Sim, paguei para ver Marley e Eu, em todos os sentidos literais ou metafóricos possíveis. E não foi por causa daquela multidão chorosa que descobri como me sentiria a respeito do filme, já era bem óbvio, mas, ainda assim, paguei pra ver.
Marley e Eu não é um filme surpreendente, é inclusive bem fácil entender o porquê dele ter se tornado o hit natalino da vez. Já sabemos que há um apelo canino, uma via fácil de identificação de boa parte da população. Sabemos também que ele é baseado num Best Seller de não-ficção, ou seja, mergulho na vida real de alguém que deve ser gente como a gente. Não, não há um terceiro fator, é exatamente por isso que as pessoas estão pagando (literalmente) pra ver, porque elas se identificam com o cachorro e com o casal.
Eu nunca tive um cão, ainda não me casei, não tenho filhos, mas ainda assim me emocionei com a história. Isso acontece porque ela fala basicamente de escolhas, de lidar com as frustrações da vida, e, principalmente, com o tempo que passa.

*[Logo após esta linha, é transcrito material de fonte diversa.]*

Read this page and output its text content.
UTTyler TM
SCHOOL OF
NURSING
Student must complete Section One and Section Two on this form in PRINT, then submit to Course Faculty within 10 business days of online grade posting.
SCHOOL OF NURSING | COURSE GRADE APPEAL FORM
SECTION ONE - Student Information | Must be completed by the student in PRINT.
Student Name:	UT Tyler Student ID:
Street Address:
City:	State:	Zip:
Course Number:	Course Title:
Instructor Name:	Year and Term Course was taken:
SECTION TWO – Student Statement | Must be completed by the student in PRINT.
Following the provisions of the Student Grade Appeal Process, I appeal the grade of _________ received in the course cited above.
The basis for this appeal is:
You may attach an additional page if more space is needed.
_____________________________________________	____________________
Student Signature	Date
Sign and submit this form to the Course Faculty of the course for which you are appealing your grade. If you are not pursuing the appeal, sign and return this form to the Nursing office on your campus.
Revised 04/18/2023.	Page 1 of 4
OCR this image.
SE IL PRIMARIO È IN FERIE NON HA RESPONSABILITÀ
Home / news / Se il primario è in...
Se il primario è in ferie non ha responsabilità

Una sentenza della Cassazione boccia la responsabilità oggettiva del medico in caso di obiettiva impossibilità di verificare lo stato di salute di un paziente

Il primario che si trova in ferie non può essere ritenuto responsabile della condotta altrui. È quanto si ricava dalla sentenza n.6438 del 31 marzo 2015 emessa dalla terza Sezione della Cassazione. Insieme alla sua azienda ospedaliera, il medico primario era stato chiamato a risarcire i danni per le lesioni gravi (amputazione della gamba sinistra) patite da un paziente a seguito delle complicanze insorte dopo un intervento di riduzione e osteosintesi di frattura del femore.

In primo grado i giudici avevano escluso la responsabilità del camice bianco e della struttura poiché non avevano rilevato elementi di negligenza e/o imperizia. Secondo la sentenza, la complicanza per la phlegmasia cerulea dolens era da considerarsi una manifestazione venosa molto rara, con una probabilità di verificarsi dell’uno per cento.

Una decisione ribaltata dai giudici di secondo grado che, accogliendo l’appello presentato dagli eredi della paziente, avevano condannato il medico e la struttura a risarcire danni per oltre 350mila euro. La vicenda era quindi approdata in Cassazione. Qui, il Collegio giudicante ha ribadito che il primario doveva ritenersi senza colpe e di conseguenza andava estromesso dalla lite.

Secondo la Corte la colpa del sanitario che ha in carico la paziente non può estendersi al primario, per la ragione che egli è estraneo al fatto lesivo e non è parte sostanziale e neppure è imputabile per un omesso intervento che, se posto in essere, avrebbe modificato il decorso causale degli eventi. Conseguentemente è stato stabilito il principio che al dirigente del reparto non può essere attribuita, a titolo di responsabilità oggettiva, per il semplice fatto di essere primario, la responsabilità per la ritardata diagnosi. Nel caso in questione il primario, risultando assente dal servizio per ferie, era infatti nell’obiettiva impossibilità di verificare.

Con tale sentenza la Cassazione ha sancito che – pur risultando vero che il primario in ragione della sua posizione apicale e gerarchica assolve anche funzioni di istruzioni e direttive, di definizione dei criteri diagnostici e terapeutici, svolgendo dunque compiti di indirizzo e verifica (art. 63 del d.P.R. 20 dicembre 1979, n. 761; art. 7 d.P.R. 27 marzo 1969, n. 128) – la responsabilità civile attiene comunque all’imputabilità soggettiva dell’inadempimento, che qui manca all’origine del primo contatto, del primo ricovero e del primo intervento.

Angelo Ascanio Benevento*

Vemos o tempo passar com Marley, o pior cão do mundo, que entre devorar móveis e eletrodomésticos, vê seus donos tendo que lidar com as responsabilidades da vida. O casamento, a profissão, a paternidade, escolhas que devem ser feitas, e que por mais que possam mudar o rumo das coisas, não devolvem o tempo que passou. Marley está lá para mostrar que quando o cão de liquidação foi escolhido para dar início àquela família, o passo estava dado para a criação de um laço que vai muito além do que queríamos ser, que está no que efetivamente somos. Ou nos tornamos.
Assim como Marley, o tempo não pode ser mandado embora por estar atrapalhando, ele existe e faz parte da vida dos protagonistas, assim como da nossa. E a existência do tempo e de Marley nos faz ver de que é feita a vida, de constantes e intermináveis sacrifícios e recompensas, que vão fazendo nossa história e nos permitindo algum grau de felicidade, nos momentos a ela reservados.
Não me entendam mal, não estou dizendo que Marley e Eu é um filme revolucionário que me mudou a forma de enxergar a vida. Na verdade é um filme água-com-açucar, com alguns momentos engraçados, e sim, feito para chorar. Mas a banalidade da história pode mexer com algumas realidades conformistas, que se confortam com o final feliz? Sim. Os conformistas de verdade merecem tapinhas nas costas? De jeito nenhum, chutaria eu mesma alguns traseiros por aí. Mas pra mim o filme é um deleite para aqueles que estão certos das escolhas que fizeram, e que se esforçam pra encaixá-las da melhor maneira possível em seu ideal de felicidade. Com ou sem casamento. Com ou sem cachorro.